Explaining the operational aspects of the school, he shared, “When we open admissions, parents bring their children. We charge a fee from those parents who are able to pay, typically around Rs 20,000-21,000. However, we understand that not everyone can afford these amounts, so for families facing financial constraints, we have a system in place. Parents in need can seek a recommendation from their respective local governments, providing evidence of their financial struggles. In such cases, the school willingly waives the fees for the students. We strongly believe that education should be accessible to the poorest of the poor without financial barriers.”

Currently, this is doing wonderful, but running and maintaining the cost of the school is still a challenge, he added. 

It took Aina Barca and her team three years to make the government aware about what intellectual disability is. With the recent changes in the system and the establishment of three tiers of government, there has been a positive shift in government support for their cause, shares Chaulagain. However, the initial phase was full of struggles, including the challenge of transporting students to school using a tempo. The finance ministry provided financial assistance, and the school continued to seek funds from both local and central governments for ongoing support. Recognizing the broader need, there is now a realization that their efforts should extend to all seven provinces. The goal is to secure government backing to expand their services nationwide, reaching and serving children in every province.

For parents with kids having disabilities, this school has become a source of hope. Goma Lama, whose five-year-old son has autism, sees this school as a blessing. “Getting into this school was tough because there are not many seats available.
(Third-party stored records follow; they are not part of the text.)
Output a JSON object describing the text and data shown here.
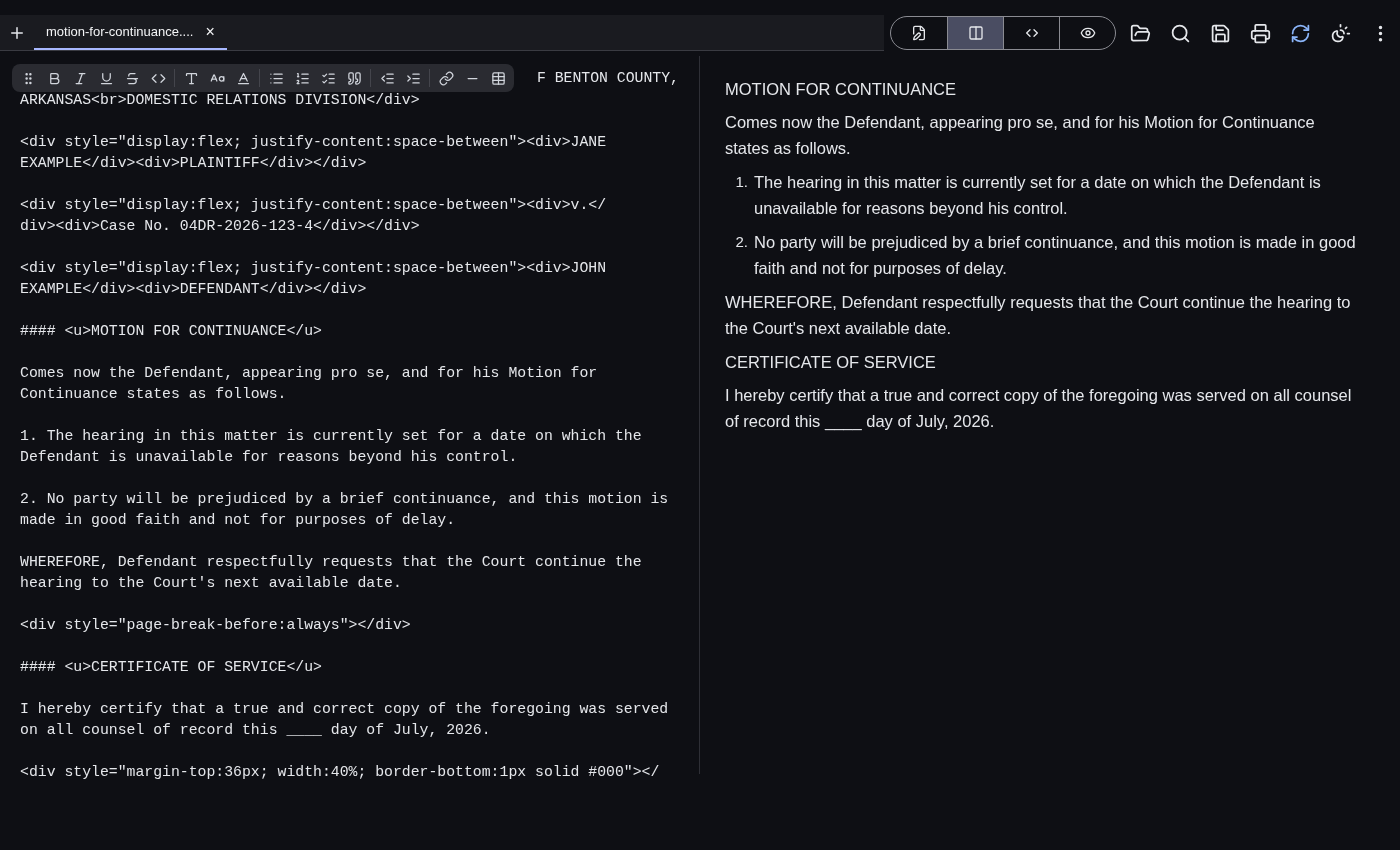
{
  "tabs": [
    {
      "label": "motion-for-continuance....",
      "selected": true,
      "close": "×"
    }
  ],
  "view_modes": [
    {
      "kind": "edit",
      "selected": false
    },
    {
      "kind": "split",
      "selected": true
    },
    {
      "kind": "source",
      "selected": false
    },
    {
      "kind": "preview",
      "selected": false
    }
  ],
  "editor": {
    "first_line_visible": "F BENTON COUNTY,",
    "blocks": [
      [
        "ARKANSAS<br>DOMESTIC RELATIONS DIVISION</div>"
      ],
      [
        "<div style=\"display:flex; justify-content:space-between\"><div>JANE",
        "EXAMPLE</div><div>PLAINTIFF</div></div>"
      ],
      [
        "<div style=\"display:flex; justify-content:space-between\"><div>v.</",
        "div><div>Case No. 04DR-2026-123-4</div></div>"
      ],
      [
        "<div style=\"display:flex; justify-content:space-between\"><div>JOHN",
        "EXAMPLE</div><div>DEFENDANT</div></div>"
      ],
      [
        "#### <u>MOTION FOR CONTINUANCE</u>"
      ],
      [
        "Comes now the Defendant, appearing pro se, and for his Motion for",
        "Continuance states as follows."
      ],
      [
        "1. The hearing in this matter is currently set for a date on which the",
        "Defendant is unavailable for reasons beyond his control."
      ],
      [
        "2. No party will be prejudiced by a brief continuance, and this motion is",
        "made in good faith and not for purposes of delay."
      ],
      [
        "WHEREFORE, Defendant respectfully requests that the Court continue the",
        "hearing to the Court's next available date."
      ],
      [
        "<div style=\"page-break-before:always\"></div>"
      ],
      [
        "#### <u>CERTIFICATE OF SERVICE</u>"
      ],
      [
        "I hereby certify that a true and correct copy of the foregoing was served",
        "on all counsel of record this ____ day of July, 2026."
      ],
      [
        "<div style=\"margin-top:36px; width:40%; border-bottom:1px solid #000\"></"
      ]
    ]
  },
  "preview": [
    {
      "kind": "heading",
      "text": "MOTION FOR CONTINUANCE"
    },
    {
      "kind": "paragraph",
      "text": "Comes now the Defendant, appearing pro se, and for his Motion for Continuance states as follows."
    },
    {
      "kind": "item",
      "marker": "1.",
      "text": "The hearing in this matter is currently set for a date on which the Defendant is unavailable for reasons beyond his control."
    },
    {
      "kind": "item",
      "marker": "2.",
      "text": "No party will be prejudiced by a brief continuance, and this motion is made in good faith and not for purposes of delay."
    },
    {
      "kind": "paragraph",
      "text": "WHEREFORE, Defendant respectfully requests that the Court continue the hearing to the Court's next available date."
    },
    {
      "kind": "heading",
      "text": "CERTIFICATE OF SERVICE"
    },
    {
      "kind": "paragraph",
      "text": "I hereby certify that a true and correct copy of the foregoing was served on all counsel of record this ____ day of July, 2026."
    }
  ]
}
It’s hard to find schools like this in Nepal. What makes this school special is not just the limited number of seats but also how they make sure everything is clean and hygienic. They really care about giving a good education, and you can see how much effort they put into teaching. It’s not just about learning facts; they also teach important skills. It’s great to know that a school like this exists in Hetauda,” Lama shared with a smile.  

According to her, this school is clean and maintains good hygiene. “The quality of education is high, and the kids are learning through dedicated efforts. It’s not just about teaching; the school also focuses on transferring essential skills.”

Many students had to remain at home without any learning opportunities due to intellectual disabilities and lack of awareness among parents. Following the establishment of school, many parents have seen a ray of hope. They also feel that their children can do creative work. This fact gives me immense happiness, shares Chaulagain.

The school is dedicated to assisting the most financially challenged individuals with disabilities throughout the country. “We just need a bit of support from the government and other donor communities to make this noble mission successful,” concludes Chaulagain. “We set an example for all how to ensure the best value for money.”